You will build and maintain key infrastructure that is observable, stable, and performant.
You will have the opportunity to work with the latest industry-leading technologies, architectures, languages, data storage, and messaging frameworks; as well as being empowered to explore and contribute your own ideas.
You will work with a modern, highly scalable microservices architecture that delivers Application error monitoring, Real User Monitoring (RUM), and observability solutions.
We're looking for a Site Reliability Engineer to join the BugSnag Infrastructure team. You will be working alongside a small, talented team based predominantly in Bath, UK. Site Reliability Engineering (SRE) is an engineering discipline that combines software and systems engineering to build and run large-scale, massively distributed, fault-tolerant systems. We use our engineering skills and knowledge to build tools and processes to keep the BugSnag product online 24/7, making our systems self-heal wherever possible to limit the impact of being on-call.
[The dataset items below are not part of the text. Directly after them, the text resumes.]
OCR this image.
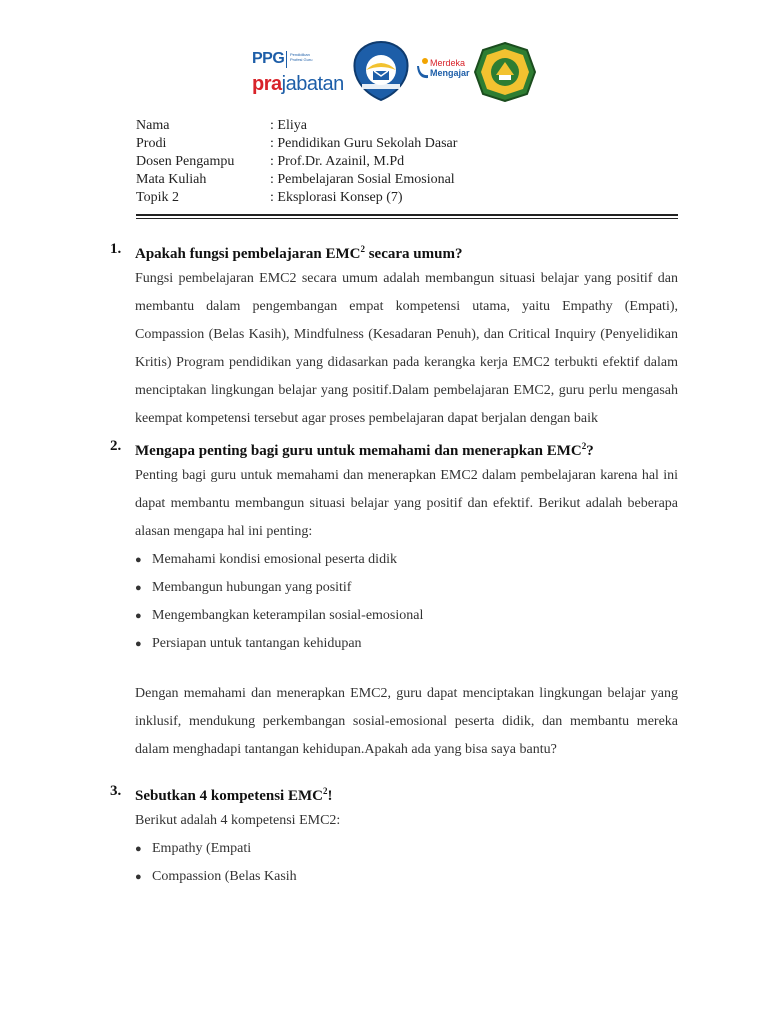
PPG Pendidikan Profesi Guru
prajabatan
Merdeka
Mengajar
Nama	: Eliya
Prodi	: Pendidikan Guru Sekolah Dasar
Dosen Pengampu	: Prof.Dr. Azainil, M.Pd
Mata Kuliah	: Pembelajaran Sosial Emosional
Topik 2	: Eksplorasi Konsep (7)
1. Apakah fungsi pembelajaran EMC$^2$ secara umum?
Fungsi pembelajaran EMC2 secara umum adalah membangun situasi belajar yang positif dan membantu dalam pengembangan empat kompetensi utama, yaitu Empathy (Empati), Compassion (Belas Kasih), Mindfulness (Kesadaran Penuh), dan Critical Inquiry (Penyelidikan Kritis) Program pendidikan yang didasarkan pada kerangka kerja EMC2 terbukti efektif dalam menciptakan lingkungan belajar yang positif.Dalam pembelajaran EMC2, guru perlu mengasah keempat kompetensi tersebut agar proses pembelajaran dapat berjalan dengan baik
2. Mengapa penting bagi guru untuk memahami dan menerapkan EMC$^2$?
Penting bagi guru untuk memahami dan menerapkan EMC2 dalam pembelajaran karena hal ini dapat membantu membangun situasi belajar yang positif dan efektif. Berikut adalah beberapa alasan mengapa hal ini penting:
● Memahami kondisi emosional peserta didik
● Membangun hubungan yang positif
● Mengembangkan keterampilan sosial-emosional
● Persiapan untuk tantangan kehidupan
Dengan memahami dan menerapkan EMC2, guru dapat menciptakan lingkungan belajar yang inklusif, mendukung perkembangan sosial-emosional peserta didik, dan membantu mereka dalam menghadapi tantangan kehidupan.Apakah ada yang bisa saya bantu?
3. Sebutkan 4 kompetensi EMC$^2$!
Berikut adalah 4 kompetensi EMC2:
● Empathy (Empati
● Compassion (Belas Kasih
Ensure that all our microservices, databases and other key infrastructure are observable, introducing monitoring in the right places to help us have visibility into what is happening in our production systems.
Influence the design of new and existing microservices to ensure they will be observable, stable and performant.
Maintain our databases and help to keep them performant by making changes to their configuration and deployment, as well as looking into the system's usage of them.
Automate tasks to keep the BugSnag systems resilient with minimal manual intervention.
Validate our infrastructure to ensure it is highly available and recoverable.
Work with our security team to implement best practice security measures to protect our infrastructure and customer data.
Make sure that our On-Premise product is as reliable as our SaaS product.
Review the work of others in the team to a high standard to reduce the risk of production issues.
Regularly be on-call to deal with production issues and keep BugSnag running 24/7.
We are looking for you if you have:
Substantial engineering experience.
Professional experience developing software.
Experience working with and maintaining a Linux or other *nix flavour system.
Hands on experience with one of the major cloud platforms: GCP, AWS or Azure.
Professional experience querying, deploying, and maintaining databases/datastores (we use MongoDB, Redis, Elasticsearch, ClickHouse and Gluster).
You are:
Quick to learn new skills, and can readily apply existing skills and knowledge to solve new, complex problems.
Able to take ownership of all stages of a project from architecture/design through implementation to delivery.
Able to effectively balance idealism with pragmatism when assessing the direction a project should take.
Willing to go the extra mile to make other developers more efficient.
You may also have:
Experience with Docker/Kubernetes.
Experience with Terraform/Packer/Vagrant.
Experience with Chef/Puppet/Ansible.
Experience with MongoDB/Redis/Elasticsearch/ClickHouse.
Experience with Gluster.
Experience with RabbitMQ/Kafka.
Experience with microservices in production.
About the company
SmartBear is committed to ethical corporate practices and social responsibility, promoting good in all the communities we serve. SmartBear is headquartered in Somerville, MA with offices across the world including Galway Ireland, Bath, UK, Wroclaw, Poland and Bangalore, India.